A person with normal empathy levels should be able to understand other people’s emotions and respond to them when necessary. For example, if you hear news about a natural disaster, feel sorry for what the victims are going through, and decide to donate to help, that is a normal level of empathy. But when you are hyper-empathetic to another’s emotions, or you’re not empathetic at all, you may have an empathy disorder.
What is empathy disorder?
Empathy disorder appears when your levels of empathy are either too high (hyper-empathy syndrome) or too low (empathy deficit disorder).
Hyper-empathy syndrome occurs when you are too in tune with other people’s emotions and mirror them to the same intensity. In other words, you care too much. People with hyper-empathy may find it hard to regulate their emotions and may have a tendency to pick up on negative feelings.
The symptoms of hyper-empathy include:
- You have strong emotional reactions when other people experience negative feelings. Sometimes, these reactions are intense even if you’re only looking at a photo or a movie and may include physical symptoms (stomach ache, nausea).
- You still feel an emotional response to another person’s pain a few days after it happened.
- You feel overwhelmed after talking to people about their problems because it’s as if they’re happening to you.
- You’re so focused on other people’s problems you neglect taking care of yourself.
- You find it hard to say no to people because you feel sorry for them.
People with hyper-empathy are often labelled as overly sensitive, and, to a certain extent, being more in tune with people’s emotions can help you build meaningful connections. However, left unmanaged, hyper-empathy can be harmful to your mental health because it can make you pursue co-dependent relationships, have poor personal boundaries, and neglect your own needs.
Hyper-empathy can also be a symptom of borderline personality disorder (BPD), which is why it’s important to talk about it with a professional and find a healthy way of regulating your emotions.
Empathy deficit disorder
Empathy deficit disorder is the polar opposite of hyper-empathy syndrome. If hyper-empathetic people care too much and are emotionally invested in someone else’s pain, people with empathy deficit disorder can’t understand this pain. Most of the time, affective empathy is the one that is lacking.
People with empathy deficit disorder:
- Tend to focus on their own needs and neglect other people’s emotions, even those of close friends and family.
- Struggle to build and maintain emotional connections.
- Can be overly judgemental of others and underestimate what others are going through.
- Don’t usually show appreciation or gratitude.
- Struggle to understand people from a different cultural, political, or religious background.
Like hyper-empathy, lack of empathy can become harmful to your mental health. As human beings, we need empathy to connect with others and develop meaningful relationships. When that empathy is lacking, this becomes significantly harder to do, which can lead to isolation and loneliness. Lacking empathy can also make you more prone to conflicts.
Empathy deficit disorder can be a symptom of bipolar disorder. It’s also more common in antisocial and narcissistic personality types and people who are on the autism spectrum. At the same time, certain professions, such as surgeon, for instance, can actually diminish a person’s empathy.
How to understand empathy disorders
Although many people assume that we’re born with empathy, empathetic behaviours can actually be taught and regulated.
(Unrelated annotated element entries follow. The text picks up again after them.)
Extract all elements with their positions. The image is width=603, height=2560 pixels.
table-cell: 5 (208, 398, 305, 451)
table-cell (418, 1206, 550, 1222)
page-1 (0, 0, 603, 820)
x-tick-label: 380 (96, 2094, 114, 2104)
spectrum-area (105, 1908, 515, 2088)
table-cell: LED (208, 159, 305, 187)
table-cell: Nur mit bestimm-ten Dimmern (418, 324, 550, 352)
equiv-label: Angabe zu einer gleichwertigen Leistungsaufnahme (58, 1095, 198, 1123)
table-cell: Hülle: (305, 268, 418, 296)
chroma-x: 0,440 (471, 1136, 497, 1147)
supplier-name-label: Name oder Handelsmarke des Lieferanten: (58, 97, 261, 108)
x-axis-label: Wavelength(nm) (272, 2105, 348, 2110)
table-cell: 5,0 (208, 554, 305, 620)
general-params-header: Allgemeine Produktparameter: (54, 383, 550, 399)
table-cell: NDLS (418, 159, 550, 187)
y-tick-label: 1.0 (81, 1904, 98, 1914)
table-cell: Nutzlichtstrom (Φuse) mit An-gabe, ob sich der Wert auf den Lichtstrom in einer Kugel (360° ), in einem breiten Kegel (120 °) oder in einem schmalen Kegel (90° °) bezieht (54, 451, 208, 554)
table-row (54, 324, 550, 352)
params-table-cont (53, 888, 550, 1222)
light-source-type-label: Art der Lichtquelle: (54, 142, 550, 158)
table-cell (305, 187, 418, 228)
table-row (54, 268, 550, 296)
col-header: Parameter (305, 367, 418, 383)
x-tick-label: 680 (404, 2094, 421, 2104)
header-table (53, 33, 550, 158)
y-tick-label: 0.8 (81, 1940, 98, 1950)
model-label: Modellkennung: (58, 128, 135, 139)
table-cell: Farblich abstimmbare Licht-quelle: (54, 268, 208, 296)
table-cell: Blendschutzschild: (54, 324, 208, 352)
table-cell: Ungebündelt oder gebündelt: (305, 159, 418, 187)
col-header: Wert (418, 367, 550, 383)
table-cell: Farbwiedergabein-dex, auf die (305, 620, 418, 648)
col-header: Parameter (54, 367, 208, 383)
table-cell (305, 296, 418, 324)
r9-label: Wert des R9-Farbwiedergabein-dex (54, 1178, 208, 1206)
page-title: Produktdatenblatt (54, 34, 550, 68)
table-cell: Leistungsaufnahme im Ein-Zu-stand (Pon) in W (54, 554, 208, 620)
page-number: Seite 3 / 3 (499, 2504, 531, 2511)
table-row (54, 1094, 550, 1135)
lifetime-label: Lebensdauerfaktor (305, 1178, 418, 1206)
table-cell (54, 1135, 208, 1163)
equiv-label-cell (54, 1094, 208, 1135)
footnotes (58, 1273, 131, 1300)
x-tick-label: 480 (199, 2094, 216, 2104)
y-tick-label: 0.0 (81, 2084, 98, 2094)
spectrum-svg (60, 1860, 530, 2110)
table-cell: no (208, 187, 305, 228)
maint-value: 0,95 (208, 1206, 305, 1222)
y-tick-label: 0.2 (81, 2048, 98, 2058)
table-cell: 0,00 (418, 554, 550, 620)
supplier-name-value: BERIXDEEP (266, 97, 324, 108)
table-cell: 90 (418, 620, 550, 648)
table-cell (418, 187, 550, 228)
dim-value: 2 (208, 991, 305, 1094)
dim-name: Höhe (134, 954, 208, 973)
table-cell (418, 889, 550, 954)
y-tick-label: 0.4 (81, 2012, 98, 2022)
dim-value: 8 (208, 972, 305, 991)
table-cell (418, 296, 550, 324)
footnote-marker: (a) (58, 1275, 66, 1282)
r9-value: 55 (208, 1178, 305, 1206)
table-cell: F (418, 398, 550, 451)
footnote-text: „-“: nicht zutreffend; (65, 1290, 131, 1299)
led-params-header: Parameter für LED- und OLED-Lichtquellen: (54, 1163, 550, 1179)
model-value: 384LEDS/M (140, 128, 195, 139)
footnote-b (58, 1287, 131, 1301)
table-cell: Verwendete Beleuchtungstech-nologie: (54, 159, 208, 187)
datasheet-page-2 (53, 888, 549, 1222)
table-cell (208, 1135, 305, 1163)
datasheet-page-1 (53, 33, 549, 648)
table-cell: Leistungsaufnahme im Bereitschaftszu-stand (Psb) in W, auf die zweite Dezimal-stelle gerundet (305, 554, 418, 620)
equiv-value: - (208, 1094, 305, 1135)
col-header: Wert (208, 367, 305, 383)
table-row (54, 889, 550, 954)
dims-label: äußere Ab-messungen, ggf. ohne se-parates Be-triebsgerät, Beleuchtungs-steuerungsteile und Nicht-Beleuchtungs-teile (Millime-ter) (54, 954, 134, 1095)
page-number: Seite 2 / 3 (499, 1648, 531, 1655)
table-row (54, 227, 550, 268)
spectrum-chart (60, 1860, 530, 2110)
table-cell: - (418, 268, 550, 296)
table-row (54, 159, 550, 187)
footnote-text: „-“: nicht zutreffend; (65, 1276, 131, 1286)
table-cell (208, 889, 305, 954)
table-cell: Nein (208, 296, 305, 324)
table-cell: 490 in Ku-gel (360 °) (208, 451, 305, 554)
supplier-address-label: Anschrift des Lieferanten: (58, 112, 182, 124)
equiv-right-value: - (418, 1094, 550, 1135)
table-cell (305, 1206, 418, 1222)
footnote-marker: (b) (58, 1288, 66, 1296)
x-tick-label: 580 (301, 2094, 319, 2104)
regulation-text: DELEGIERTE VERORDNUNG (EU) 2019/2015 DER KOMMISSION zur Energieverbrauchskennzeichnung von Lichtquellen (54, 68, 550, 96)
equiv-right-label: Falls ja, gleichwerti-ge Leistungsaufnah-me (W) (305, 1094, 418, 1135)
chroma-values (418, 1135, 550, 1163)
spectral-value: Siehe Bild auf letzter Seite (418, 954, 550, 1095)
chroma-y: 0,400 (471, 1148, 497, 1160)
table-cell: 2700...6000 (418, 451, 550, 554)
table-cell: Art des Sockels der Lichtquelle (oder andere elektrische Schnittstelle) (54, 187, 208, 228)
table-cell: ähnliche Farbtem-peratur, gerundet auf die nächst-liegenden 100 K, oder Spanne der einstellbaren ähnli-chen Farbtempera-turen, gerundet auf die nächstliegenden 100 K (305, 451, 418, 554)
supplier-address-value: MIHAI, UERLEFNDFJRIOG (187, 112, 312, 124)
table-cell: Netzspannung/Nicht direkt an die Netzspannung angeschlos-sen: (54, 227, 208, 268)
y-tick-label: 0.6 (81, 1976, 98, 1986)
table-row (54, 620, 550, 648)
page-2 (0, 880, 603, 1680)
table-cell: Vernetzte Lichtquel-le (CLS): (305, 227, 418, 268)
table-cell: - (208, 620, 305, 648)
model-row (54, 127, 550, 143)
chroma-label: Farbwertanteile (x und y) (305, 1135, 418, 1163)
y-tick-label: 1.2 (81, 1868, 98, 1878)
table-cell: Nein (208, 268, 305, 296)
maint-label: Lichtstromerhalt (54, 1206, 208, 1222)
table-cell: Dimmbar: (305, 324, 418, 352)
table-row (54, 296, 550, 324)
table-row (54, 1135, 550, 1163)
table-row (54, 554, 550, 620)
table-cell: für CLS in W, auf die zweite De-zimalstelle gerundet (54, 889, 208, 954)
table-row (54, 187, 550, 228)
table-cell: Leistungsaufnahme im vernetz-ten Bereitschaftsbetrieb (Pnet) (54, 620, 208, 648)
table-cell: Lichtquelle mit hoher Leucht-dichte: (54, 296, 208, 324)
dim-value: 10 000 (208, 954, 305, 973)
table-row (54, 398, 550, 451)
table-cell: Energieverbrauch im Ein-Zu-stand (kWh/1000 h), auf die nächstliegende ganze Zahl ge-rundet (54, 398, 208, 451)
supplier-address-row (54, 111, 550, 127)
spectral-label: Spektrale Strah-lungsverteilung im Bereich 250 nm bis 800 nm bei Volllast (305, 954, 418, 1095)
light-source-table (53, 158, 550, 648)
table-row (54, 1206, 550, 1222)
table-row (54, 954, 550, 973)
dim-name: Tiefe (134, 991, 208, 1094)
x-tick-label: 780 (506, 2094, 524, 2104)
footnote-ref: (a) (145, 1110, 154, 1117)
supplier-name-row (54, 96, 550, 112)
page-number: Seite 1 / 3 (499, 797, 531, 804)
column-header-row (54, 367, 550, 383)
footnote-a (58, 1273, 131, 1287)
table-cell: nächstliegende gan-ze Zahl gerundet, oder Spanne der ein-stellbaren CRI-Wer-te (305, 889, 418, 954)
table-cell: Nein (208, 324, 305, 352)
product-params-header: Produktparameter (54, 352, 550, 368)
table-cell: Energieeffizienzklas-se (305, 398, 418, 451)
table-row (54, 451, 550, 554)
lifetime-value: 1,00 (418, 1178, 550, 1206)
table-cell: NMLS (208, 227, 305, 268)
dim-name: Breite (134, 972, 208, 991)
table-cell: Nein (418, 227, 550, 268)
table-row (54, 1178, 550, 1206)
The way we relate to other people’s emotions can change throughout our lives, depending on factors such as upbringing, family dynamics, culture, career choice, and relationships. If you’re hyper empathetic, you can learn to regulate your emotions, find healthy outlets to express them and care for others without neglecting your personal wellbeing. If you lack empathy, you can learn to develop it through mindfulness and reflection exercises.
The management of empathy disorders greatly depends on the underlying cause, but both hyper-empathy syndrome and empathy deficit disorder can be managed. If you find it hard to connect with others because you can’t relate to their feelings, or you find yourself emotionally drained because you’re too empathetic, talking to a certified counsellor could help you explore the source of the problem and ways to address it.